Before arriving at U.Va., Davis was a senior research associate at the Canadian Institute of Theoretical Astrophysics. Prior to that, he was a NASA Chandra Fellow and member of the Institute for Advanced Study at Princeton University. He earned his Ph.D. at the University of California at Santa Barbara.

“Shane is very deserving of the Sloan Research Fellowship, which is one of the highest honors in the U.S. for a junior faculty member in the sciences,” said U.Va. astronomy department chair Craig Sarazin. “He has done particularly important work on how black holes produce the light which allows us to detect them, and he already is one of the world’s most productive theoretical astrophysicists. I believe that Shane is now the leading expert in the world on calculating the spectra of accretion disks around black holes.”

Sarazin noted that Davis’s expertise on computer modeling fits well with existing strengths in the astronomy department; for example, U.Va.’s John Hawley won the 2013 Shaw Prize in Astronomy for his computer simulations of material flowing into black holes.

A Q&A With Shane Davis

Q. Please tell a little about your research and why it’s important to astronomy.

A. First, I am trying to develop a sophisticated model of how material falling into black holes radiates light. Details of the radiation emitted by this process can tell us about the properties of space and time in the immediate environment of the black hole. Also, if we have a good enough understanding of this radiation, we can hope to confirm predictions of Einstein’s theory of general relativity.

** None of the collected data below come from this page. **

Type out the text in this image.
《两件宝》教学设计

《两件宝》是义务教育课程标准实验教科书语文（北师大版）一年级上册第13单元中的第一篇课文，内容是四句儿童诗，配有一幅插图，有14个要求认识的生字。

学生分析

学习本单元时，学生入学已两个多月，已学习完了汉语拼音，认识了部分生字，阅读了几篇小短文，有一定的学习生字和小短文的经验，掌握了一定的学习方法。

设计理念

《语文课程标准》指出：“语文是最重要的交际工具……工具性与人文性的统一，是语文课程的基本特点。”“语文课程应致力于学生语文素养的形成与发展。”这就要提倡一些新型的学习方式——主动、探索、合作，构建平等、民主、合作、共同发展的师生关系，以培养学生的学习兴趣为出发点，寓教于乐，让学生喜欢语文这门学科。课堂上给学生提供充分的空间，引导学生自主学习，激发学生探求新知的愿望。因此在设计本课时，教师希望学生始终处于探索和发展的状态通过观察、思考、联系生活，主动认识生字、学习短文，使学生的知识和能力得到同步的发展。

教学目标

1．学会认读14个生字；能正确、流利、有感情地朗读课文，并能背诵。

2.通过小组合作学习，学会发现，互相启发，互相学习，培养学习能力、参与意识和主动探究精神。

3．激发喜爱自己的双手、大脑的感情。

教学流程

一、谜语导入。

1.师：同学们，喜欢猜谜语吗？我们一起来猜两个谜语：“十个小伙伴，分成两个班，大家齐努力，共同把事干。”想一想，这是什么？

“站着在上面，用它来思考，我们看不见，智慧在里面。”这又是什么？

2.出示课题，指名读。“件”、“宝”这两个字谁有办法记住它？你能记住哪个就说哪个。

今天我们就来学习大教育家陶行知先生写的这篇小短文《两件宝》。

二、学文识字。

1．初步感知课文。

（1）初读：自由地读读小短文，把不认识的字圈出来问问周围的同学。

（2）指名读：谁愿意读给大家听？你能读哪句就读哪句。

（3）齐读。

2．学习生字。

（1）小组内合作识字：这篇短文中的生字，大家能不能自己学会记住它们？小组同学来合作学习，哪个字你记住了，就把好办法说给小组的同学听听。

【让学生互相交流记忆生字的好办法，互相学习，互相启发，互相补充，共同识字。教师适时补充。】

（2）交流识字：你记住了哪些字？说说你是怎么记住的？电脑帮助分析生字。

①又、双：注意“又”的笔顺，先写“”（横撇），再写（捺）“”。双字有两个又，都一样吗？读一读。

Nearly every galaxy has a supermassive black hole at its center, and, in many cases, they seem to have a very strong impact on how the galaxy forms and evolves, so they are central to understanding why galaxies are the way they are.

A second area of research is on how radiation emitted by the formation of stars feeds back on the gas from which they are forming. Galaxies are filled with interstellar gas containing mostly hydrogen, and in some regions there is enough gas that the gravitational attraction between the gas molecules causes them to collect and form stars. But also, some processes are preventing the gas from collapsing to form stars. One possibility is that the radiation emitted by the stars heats or pushes on the surrounding gas, preventing it from collapsing, and I have been studying this possibility.

In both cases, I am using state-of-the-art numerical simulations that are run on large supercomputers. Along with my collaborators, I have spent much of my time trying to develop very sophisticated tools for modeling radiation, allowing us to do more accurate calculations of these problems than had been done before.

Q. Why do you think the Sloan Foundation selected you as a fellow?

A. I have benefited from being involved in many productive collaborations with hard-working and brilliant people who help make me look good by association. Also, I think I have had a pretty good track record of taking a comprehensive approach to the problems I study.

In the case of black holes, I have worked extensively on numerical simulation techniques, detailed theoretical calculations and direct modeling of the observed data. We have been making real progress on those problems because of it.

Also, astronomy resonates with many people’s sense of curiosity about stars and space. We work on these incredible, esoteric objects like black holes, and it amazes people that we can even hope to study such things directly.

Q. How do you intend to use your fellowship?

A. I will primarily use the fellowship to support travel for myself and my research group. I have several collaborators scattered all over the country – and in some cases, overseas – and there is no substitute for face-to-face interactions. And it is important to attend conferences to learn about what others are doing, share our own results and hopefully start new collaborations.

I also plan to use some of it to support undergraduates over the next few summers.